Patients with high levels of proteinuria (protein in urine) in addition to another marker of reduced kidney function had an associated increased risk of all-cause death, heart attack or progression to kidney failure, according to a study in the February 3 issue of JAMA.
As many as 26 million Americans have chronic kidney disease (CKD). The current system for determining the stage of CKD is based primarily on the estimated rate of glomerular filtration (eGFR; measure of the kidneys' ability to filter and remove waste products) with lower eGFR associated with higher risk of adverse outcomes. "... the guidelines have been criticized because they do not incorporate information about the presence and severity of proteinuria an important marker of CKD that is associated with adverse outcomes," the authors write.
Brenda R. Hemmelgarn, M.D., Ph.D., of the University of Calgary, Alberta, Canada, and colleagues examined the association between reduced eGFR, proteinuria, and adverse clinical outcomes, including all-cause death, heart attack, and progression to kidney failure. The researchers analyzed data from a province-wide (Alberta) laboratory registry that included eGFR and proteinuria measurements for 2002 to 2007. There were 920, 985 adults who had at least 1 outpatient serum creatinine measurement and who did not require renal replacement treatment (i.e., dialysis) at the beginning of the study.
The researchers found that within each level of eGFR, there was substantial variability in risk with participants who had greater amounts of proteinuria having increased adjusted rates of all 4 adverse outcomes (all-cause death, heart attack, end-stage renal disease, and the doubling of serum creatinine measurement [corresponding to a 50 percent decline in kidney function]). Patients with heavy proteinuria but without overtly abnormal eGFR appeared to have worse clinical outcomes than those with moderately reduced eGFR but without proteinuria. Significant interactions between eGFR and proteinuria were observed for death, initiation of renal replacement, and doubling of serum creatinine.

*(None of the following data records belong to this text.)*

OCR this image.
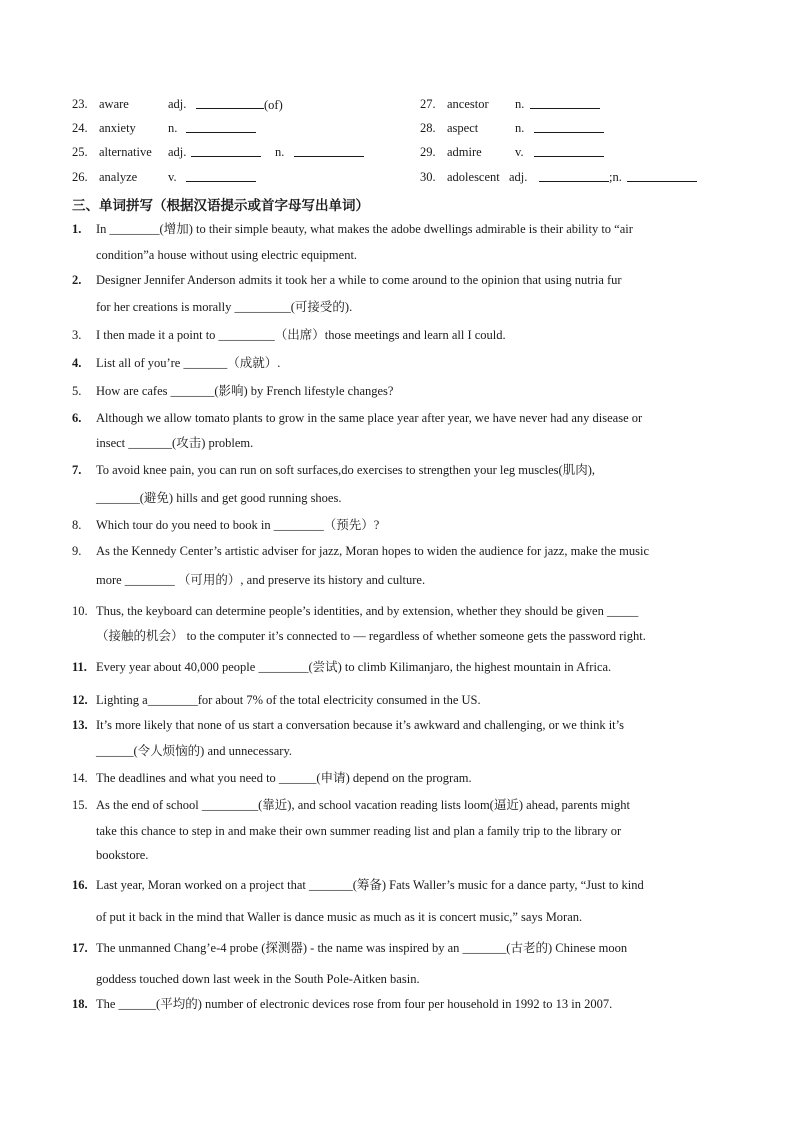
23. aware	adj.	(of)
24. anxiety	n.
25. alternative adj.	n.
26. analyze v.
27. ancestor n.
28. aspect	n.
29. admire	v.
30. adolescent adj.	;n.
三、单词拼写（根据汉语提示或首字母写出单词）
1.	In ________(增加) to their simple beauty, what makes the adobe dwellings admirable is their ability to “air
condition”a house without using electric equipment.
2.	Designer Jennifer Anderson admits it took her a while to come around to the opinion that using nutria fur
for her creations is morally _________(可接受的).
3.	I then made it a point to _________（出席）those meetings and learn all I could.
4.	List all of you’re _______（成就）.
5.	How are cafes _______(影响) by French lifestyle changes?
6.	Although we allow tomato plants to grow in the same place year after year, we have never had any disease or
insect _______(攻击) problem.
7.	To avoid knee pain, you can run on soft surfaces,do exercises to strengthen your leg muscles(肌肉),
_______(避免) hills and get good running shoes.
8.	Which tour do you need to book in ________（预先）?
9.	As the Kennedy Center’s artistic adviser for jazz, Moran hopes to widen the audience for jazz, make the music
more ________ （可用的）, and preserve its history and culture.
10. Thus, the keyboard can determine people’s identities, and by extension, whether they should be given _____
（接触的机会） to the computer it’s connected to — regardless of whether someone gets the password right.
11. Every year about 40,000 people ________(尝试) to climb Kilimanjaro, the highest mountain in Africa.
12. Lighting a________for about 7% of the total electricity consumed in the US.
13. It’s more likely that none of us start a conversation because it’s awkward and challenging, or we think it’s
______(令人烦恼的) and unnecessary.
14. The deadlines and what you need to ______(申请) depend on the program.
15. As the end of school _________(靠近), and school vacation reading lists loom(逼近) ahead, parents might
take this chance to step in and make their own summer reading list and plan a family trip to the library or
bookstore.
16. Last year, Moran worked on a project that _______(筹备) Fats Waller’s music for a dance party, “Just to kind
of put it back in the mind that Waller is dance music as much as it is concert music,” says Moran.
17. The unmanned Chang’e-4 probe (探测器) - the name was inspired by an _______(古老的) Chinese moon
goddess touched down last week in the South Pole-Aitken basin.
18. The ______(平均的) number of electronic devices rose from four per household in 1992 to 13 in 2007.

"These findings are important because current guidelines for the classification and staging of CKD are based on eGFR without explicit consideration of the severity of concomitant proteinuria. In addition, computerized reporting of eGFR (generally without consideration of proteinuria) is increasingly used to assist physicians in identifying patients at high risk of adverse outcomes—or those who might benefit from specialist care. Although our findings do not directly address which patients would benefit from referral to a nephrologist, they do suggest that risk stratification performed in terms of eGFR alone is relatively insensitive to clinically relevant gradients in risk," the authors write. "These findings suggest that future revisions of the classification system for CKD should incorporate information from proteinuria."